Dostoyevski - Uysal Kız
Bu öykü bir gazete haberinden, gerçek bir olaydan yola çıkmakla birlikte tümüyle düşsel boyutlara ulaşıyor.
Yazarımız, “Bir İdam Mahkumunun Son Günü” adlı eserden esinlendiğini de belirtmiştir.
“Karınızın bir kaç saat önce intihar etmiş ve onu masanın üstünde cansız bedenini hayal edin” diyerek başlıyor yazar. Ve onu tanıdığı günden bu geç kaldığını düşündüğü zamana kadarki yaşadığı olayları hafızasından geçiriyor. Ve olayı bize gün gün aktarıyor. Sona geldikçe gerilim ve çaresizlik çok iyi aktarılmıştı.

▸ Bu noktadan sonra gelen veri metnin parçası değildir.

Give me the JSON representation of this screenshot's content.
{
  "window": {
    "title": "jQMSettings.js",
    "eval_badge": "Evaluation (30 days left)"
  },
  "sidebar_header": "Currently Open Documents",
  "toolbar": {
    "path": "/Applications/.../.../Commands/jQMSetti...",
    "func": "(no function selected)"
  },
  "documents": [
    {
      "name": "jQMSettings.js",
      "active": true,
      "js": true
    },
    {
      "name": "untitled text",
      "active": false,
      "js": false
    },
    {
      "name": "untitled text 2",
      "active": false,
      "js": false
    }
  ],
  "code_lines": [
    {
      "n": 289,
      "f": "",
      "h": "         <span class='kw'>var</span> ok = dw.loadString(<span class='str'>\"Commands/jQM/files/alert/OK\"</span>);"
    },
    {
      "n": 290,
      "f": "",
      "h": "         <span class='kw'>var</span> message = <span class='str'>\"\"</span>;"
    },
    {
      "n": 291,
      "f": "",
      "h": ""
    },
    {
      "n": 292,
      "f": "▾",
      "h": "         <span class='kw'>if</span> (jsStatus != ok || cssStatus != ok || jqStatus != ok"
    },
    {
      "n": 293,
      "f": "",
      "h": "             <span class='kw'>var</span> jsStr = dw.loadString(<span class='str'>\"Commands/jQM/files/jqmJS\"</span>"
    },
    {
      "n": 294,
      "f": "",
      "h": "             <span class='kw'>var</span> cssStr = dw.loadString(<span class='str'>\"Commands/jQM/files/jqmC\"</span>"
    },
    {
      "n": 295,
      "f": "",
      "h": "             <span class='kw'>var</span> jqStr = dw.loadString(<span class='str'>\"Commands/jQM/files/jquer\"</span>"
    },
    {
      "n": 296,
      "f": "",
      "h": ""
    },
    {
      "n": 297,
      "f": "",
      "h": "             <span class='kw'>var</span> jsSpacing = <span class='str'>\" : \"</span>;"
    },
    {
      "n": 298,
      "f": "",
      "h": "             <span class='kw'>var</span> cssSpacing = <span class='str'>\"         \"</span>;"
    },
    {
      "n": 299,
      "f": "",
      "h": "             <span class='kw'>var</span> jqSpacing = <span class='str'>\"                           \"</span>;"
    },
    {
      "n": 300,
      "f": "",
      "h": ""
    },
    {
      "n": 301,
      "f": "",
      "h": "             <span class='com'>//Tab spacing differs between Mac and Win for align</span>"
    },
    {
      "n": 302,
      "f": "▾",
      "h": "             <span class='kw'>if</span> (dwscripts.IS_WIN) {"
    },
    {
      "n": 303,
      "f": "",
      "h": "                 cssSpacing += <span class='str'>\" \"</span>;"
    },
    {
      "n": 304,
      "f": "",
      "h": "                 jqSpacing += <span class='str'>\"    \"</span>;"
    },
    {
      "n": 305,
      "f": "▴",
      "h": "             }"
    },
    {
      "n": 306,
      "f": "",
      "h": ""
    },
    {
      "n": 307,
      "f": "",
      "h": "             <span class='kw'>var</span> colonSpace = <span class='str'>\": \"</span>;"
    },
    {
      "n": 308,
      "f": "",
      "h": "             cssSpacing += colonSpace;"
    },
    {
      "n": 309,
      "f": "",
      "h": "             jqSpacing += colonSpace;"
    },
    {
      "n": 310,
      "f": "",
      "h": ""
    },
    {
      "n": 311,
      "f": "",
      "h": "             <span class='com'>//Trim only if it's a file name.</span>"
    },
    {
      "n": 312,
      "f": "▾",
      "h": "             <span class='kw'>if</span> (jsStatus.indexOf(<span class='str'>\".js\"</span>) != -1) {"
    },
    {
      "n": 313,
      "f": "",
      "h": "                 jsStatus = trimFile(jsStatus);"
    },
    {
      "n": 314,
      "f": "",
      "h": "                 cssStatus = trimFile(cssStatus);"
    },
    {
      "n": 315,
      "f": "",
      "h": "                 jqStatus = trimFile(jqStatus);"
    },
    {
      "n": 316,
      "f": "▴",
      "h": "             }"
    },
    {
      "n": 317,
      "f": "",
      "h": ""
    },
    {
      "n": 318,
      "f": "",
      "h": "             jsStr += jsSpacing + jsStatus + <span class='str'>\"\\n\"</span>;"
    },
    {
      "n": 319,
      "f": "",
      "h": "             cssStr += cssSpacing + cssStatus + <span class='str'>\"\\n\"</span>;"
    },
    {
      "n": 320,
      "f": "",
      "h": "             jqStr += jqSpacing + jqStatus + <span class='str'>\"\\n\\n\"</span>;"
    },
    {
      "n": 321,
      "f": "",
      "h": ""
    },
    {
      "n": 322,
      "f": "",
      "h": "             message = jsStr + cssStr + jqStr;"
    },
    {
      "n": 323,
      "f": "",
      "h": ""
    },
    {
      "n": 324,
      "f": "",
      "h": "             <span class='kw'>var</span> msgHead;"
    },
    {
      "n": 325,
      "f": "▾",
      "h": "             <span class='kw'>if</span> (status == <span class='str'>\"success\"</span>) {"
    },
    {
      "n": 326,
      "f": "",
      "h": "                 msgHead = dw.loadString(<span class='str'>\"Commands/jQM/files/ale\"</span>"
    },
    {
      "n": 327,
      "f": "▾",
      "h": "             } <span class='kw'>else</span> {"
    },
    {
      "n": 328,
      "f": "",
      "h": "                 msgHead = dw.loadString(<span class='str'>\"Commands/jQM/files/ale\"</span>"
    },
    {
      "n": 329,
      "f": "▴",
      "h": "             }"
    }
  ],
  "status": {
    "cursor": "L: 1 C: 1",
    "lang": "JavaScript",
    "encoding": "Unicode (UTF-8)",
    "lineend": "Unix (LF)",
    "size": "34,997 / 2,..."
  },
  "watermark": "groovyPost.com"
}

Rehinci dükkanına ilk gelişinden itibaren nasıl onla evlenme kararı alışı ve sonrası…
Olacakları önceden biliyor olmamıza rağmen merak ediyoruz. Hüzün dolu bir hikaye ya da anı ne derseniz deyin. Ruhsal derinliğinin işlenişi muazzamdı.
“Hayır, her şey bir yana, yarın onu götürdüklerinde ben ne yapacağım?”
“Taptığım bir varlık bana silah doğrulttuktan sonra hayatın ne anlamı kalır?”
“Ah ne talihsiz bir adamım! Herkes beni terk etti, terk edilip unutuldum ve kimsenin ama kimsenin bundan haberi yok!
“Ben susarak konuşma ustasıyım, hayatım boyunca susarak konuştum ve bütün trajedileri tek başıma susarak yaşadım.
“İnsan alçaklığı ne kadar da iyi biliyor!”
“İyi yürekli ve uysal insanlar çok fazla direnmezler ve her ne kadar çok fazla açılmasalar da, konuşmaktan kaçınmayı da asla beceremezler.”